Supporting this notion that human, rather than virtual interaction, is a greater source of pleasure; the biggest highlights of the day include catching up with loved ones in the evening (39 percent), eating with the family (22 percent) and chatting to friends or colleagues (17 percent). Modern alternatives such as watching TV (14 percent), connecting with others online (5 percent) and receiving the day's first text message (2 percent) paled in comparison.
To help interpret the results, Coca-Cola invited Dr. Richard Stevens, M.A., Ph. D., a social psychologist and author of Personal Worlds and Understanding the Self, who specializes in happiness and wellbeing, to provide his perspective on the findings. In his analysis, he noted, "While it is important to have enough money to live, income is a fairly irrelevant contributor to happiness. Without relationships, love, family or friendship, most people will not be content and no amount of money can fill this void."
Striving for celebrity did not come out as a popular source of happiness in the study. The results showed that, globally, people wouldn't choose fame and fortune to bring happiness, instead citing traveling around the world (37 percent), volunteering to help others (26 percent) and meeting the love of their life (12 percent) as being the key contributors to happiness.

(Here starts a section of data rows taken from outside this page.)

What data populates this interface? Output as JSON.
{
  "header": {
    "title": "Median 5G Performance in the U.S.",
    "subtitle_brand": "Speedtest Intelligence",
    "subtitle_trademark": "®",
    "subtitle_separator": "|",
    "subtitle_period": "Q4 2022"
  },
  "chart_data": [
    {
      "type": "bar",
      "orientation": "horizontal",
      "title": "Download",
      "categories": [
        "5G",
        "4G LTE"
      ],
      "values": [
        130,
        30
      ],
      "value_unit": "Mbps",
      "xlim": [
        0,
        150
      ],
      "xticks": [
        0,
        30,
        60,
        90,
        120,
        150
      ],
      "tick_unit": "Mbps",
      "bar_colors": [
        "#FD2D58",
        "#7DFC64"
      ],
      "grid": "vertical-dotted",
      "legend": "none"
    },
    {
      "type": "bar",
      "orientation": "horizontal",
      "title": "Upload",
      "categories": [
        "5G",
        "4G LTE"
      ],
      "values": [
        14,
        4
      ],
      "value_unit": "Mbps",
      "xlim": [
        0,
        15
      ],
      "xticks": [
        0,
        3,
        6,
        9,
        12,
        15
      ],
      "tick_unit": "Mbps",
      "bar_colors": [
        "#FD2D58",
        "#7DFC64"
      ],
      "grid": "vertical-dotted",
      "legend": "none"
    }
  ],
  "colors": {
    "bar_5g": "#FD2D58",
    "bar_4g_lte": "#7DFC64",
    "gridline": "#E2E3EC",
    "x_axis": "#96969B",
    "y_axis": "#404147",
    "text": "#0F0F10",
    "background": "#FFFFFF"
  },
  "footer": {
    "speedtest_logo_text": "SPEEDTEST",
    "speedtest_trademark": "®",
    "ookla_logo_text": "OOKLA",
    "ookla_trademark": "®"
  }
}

In the U.S. females are more likely than males to hug when they need cheering up (23 percent versus 15 percent). Females are also more than three times more likely than males to shop when they need some form of happiness (14 percent versus 4 percent). For U.S. teens, music is important (18 percent) and 22 percent say listening to music is one of the happiest moments of the day.Overall global happiness levels are high, with more than two thirds of people (67 percent) declaring they are satisfied with their lives. When we do need cheering up, 38 percent of us turn to a night out with friends and 22 percent give or receive a big, warm hug!